With a great clatter, the stones dropped to the ground. The fire settled, and Julian opened his eyes.

Nothing happened.

His gaze swung to the great spiral of bodies, and even without Lilin’s abilities I could sense the moment his hope crumbled to despair. Or perhaps it was my own emotions I was sensing. I took a stumbling step forward and dropped to my knees next to a middle-aged woman in the outermost ring of bodies. Her sightless eyes gazed up at me from a lined face, her brown hair smoothed back from her brow. No breath lifted her lungs, no light brightened her eyes. The spell had failed.

A breath caught by my side, a stifled gasp. “Abigor, look.”

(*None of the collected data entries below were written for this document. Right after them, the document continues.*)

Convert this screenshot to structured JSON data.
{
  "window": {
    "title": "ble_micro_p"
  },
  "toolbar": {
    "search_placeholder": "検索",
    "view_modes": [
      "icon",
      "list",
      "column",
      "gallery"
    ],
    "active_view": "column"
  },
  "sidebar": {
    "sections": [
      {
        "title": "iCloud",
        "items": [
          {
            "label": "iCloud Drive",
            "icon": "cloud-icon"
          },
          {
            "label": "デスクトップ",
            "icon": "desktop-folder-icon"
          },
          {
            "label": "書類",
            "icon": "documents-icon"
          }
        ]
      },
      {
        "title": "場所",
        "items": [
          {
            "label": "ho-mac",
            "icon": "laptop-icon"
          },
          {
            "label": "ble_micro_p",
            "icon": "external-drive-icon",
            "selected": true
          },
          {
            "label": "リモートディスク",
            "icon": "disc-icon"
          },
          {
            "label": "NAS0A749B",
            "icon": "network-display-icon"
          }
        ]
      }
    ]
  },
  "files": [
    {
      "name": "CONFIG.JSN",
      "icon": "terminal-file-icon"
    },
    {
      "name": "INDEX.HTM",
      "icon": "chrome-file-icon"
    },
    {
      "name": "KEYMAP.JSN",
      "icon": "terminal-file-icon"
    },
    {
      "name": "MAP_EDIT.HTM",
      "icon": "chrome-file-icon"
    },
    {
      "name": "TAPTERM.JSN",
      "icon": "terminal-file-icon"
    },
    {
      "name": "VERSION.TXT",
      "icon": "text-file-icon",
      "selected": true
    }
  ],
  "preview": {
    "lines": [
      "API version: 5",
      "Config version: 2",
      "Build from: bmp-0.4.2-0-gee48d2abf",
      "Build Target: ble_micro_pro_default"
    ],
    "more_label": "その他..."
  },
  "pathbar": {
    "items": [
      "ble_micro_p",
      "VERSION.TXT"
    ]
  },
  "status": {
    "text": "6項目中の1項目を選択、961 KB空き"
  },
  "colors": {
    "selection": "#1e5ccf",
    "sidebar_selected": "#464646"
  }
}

Lilin lifted one hand, a trembling finger pointing toward the woman’s hair. I watched in mute horror as a lock of the rich brown faded, replaced by a streak of gray that started at the woman’s temple and spread slowly down to the tip. I looked back at the woman’s face. Had her wrinkles deepened? She looked older, more frail…was I imagining it?

A sharp howl of grief and pain split the air, and I jerked my head toward the center of the circle, where Julian had another of the villagers clutched in his arms, head cradled on his lap. I met his anguished gaze. His spell hadn’t just failed; it had made things worse.

“We should have stopped him.” Lilin’s voice was flat, colorless. She climbed to her feet by my side.

Guilt rose in my throat, hot and acrid. I had brushed off her concerns. It was my power that had brought the villagers low in the first place. It was my fault this had been allowed to happen.